In modern times, not only can we not wait for a generation to pass to choose our direction, we also have yet to fully debate and describe the new responsibilities that are attached to the freedoms we think we are reclaiming.
I take my examples from the area of transport and mobility, where our freedom has been so restricted. We know that we should not, cannot simply return to our travel patterns of 2019. Nor do we necessarily want to, but who will take responsibility for what changes?
In the UK, there has been a 20% rise in people walking regularly. Do we have an individual responsibility to continue to walk more for our personal and public health? And whose responsibility is it to ensure safe, accessible environments in which to walk?
Alongside large increases in online ordering, support for local, independent retailers has grown. Do we as communities have a responsibility to continue to shop locally to help revitalise our neighbourhoods? And what other services do we need locally and how must space be organised to support that vitality – and our increased footfall?
Those with experience of working from home have quadrupled over the past year, with benefits from reducing the spread of disease to increased productivity and better work-life balance. Is it time for employers to take more responsibility for the time and energy dedicated to commuting – and how can they help employees avoid a return to the congested roads and overcrowded buses and trains of rush hours past?

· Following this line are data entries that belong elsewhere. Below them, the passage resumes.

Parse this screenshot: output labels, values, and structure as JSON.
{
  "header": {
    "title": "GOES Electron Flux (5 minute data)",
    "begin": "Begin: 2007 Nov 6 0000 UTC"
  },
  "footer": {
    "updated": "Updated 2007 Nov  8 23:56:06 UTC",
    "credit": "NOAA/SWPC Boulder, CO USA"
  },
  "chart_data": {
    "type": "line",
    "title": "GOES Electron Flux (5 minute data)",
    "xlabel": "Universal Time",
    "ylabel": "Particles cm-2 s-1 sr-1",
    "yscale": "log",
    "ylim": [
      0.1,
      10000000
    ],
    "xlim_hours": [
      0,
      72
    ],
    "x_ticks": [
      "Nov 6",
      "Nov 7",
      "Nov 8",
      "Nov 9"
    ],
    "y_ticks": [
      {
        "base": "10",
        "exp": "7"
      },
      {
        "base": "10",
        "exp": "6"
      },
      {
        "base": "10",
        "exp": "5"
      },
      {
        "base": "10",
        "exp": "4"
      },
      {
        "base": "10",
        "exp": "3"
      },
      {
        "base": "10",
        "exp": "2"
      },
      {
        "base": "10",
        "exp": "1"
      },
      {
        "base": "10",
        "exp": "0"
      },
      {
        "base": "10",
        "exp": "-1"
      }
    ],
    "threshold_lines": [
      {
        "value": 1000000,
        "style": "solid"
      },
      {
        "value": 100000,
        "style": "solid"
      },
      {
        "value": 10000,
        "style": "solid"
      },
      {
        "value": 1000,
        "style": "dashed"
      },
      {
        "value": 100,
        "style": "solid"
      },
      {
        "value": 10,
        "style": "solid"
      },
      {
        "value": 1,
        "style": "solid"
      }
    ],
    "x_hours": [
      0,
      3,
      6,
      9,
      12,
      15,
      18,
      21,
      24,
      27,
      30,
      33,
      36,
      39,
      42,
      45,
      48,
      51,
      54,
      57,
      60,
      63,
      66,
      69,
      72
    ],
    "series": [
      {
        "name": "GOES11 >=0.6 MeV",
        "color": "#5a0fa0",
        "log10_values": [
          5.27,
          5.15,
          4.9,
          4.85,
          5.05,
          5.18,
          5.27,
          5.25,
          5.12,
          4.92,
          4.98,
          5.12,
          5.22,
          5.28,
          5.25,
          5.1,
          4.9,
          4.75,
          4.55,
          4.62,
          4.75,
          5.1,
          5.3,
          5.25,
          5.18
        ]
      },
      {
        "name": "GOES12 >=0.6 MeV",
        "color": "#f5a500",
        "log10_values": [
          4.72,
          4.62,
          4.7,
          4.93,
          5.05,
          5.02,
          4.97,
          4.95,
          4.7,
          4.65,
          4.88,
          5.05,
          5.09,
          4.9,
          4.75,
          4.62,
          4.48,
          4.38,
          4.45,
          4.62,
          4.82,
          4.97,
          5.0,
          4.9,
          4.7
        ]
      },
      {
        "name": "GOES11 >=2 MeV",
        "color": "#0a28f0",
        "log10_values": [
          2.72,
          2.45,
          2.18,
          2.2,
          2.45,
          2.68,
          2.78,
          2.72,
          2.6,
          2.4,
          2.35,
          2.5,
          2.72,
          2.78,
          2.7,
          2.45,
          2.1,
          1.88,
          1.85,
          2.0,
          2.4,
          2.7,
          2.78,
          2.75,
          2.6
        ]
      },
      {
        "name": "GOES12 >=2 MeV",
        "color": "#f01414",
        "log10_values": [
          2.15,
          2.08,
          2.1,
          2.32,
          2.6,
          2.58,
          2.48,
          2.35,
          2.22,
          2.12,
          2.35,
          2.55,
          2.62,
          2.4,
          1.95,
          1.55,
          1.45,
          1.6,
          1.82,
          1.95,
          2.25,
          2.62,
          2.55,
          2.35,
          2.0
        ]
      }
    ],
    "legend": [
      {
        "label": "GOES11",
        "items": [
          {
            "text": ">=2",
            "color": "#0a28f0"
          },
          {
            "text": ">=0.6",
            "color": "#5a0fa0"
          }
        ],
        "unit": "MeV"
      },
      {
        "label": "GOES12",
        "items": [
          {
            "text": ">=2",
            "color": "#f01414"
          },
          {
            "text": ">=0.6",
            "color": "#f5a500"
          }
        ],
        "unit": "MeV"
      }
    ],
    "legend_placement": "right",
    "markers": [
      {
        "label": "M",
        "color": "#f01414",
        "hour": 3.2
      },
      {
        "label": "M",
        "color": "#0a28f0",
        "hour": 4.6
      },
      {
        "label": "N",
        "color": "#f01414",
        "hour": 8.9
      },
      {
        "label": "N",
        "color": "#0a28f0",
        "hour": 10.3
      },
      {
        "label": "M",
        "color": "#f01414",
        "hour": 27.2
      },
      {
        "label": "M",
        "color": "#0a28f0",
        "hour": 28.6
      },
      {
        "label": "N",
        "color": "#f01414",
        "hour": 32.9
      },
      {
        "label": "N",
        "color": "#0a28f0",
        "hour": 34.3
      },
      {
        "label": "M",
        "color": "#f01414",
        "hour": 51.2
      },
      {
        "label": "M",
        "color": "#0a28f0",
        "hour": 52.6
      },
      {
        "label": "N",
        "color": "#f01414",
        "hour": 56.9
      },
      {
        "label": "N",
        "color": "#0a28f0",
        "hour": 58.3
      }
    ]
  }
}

Carbon emissions fell by an estimated 7% globally in 2020 – in large part due to a reduction in travel, both by road and air. Is it time for national and global organisations and businesses to take responsibility for preventing a rebound in emissions from long distance travel? And how can they also support those visiting loved ones spread far and wide, as well as all the innovation and inspiration that comes from working with, studying and exploring other cultures and places?
With freedom comes responsibility. If we, as individuals, communities, businesses, and governments do not take responsibility for and debate the rules we need to guide our post-pandemic freedom, we may well end up wandering in a wilderness instead.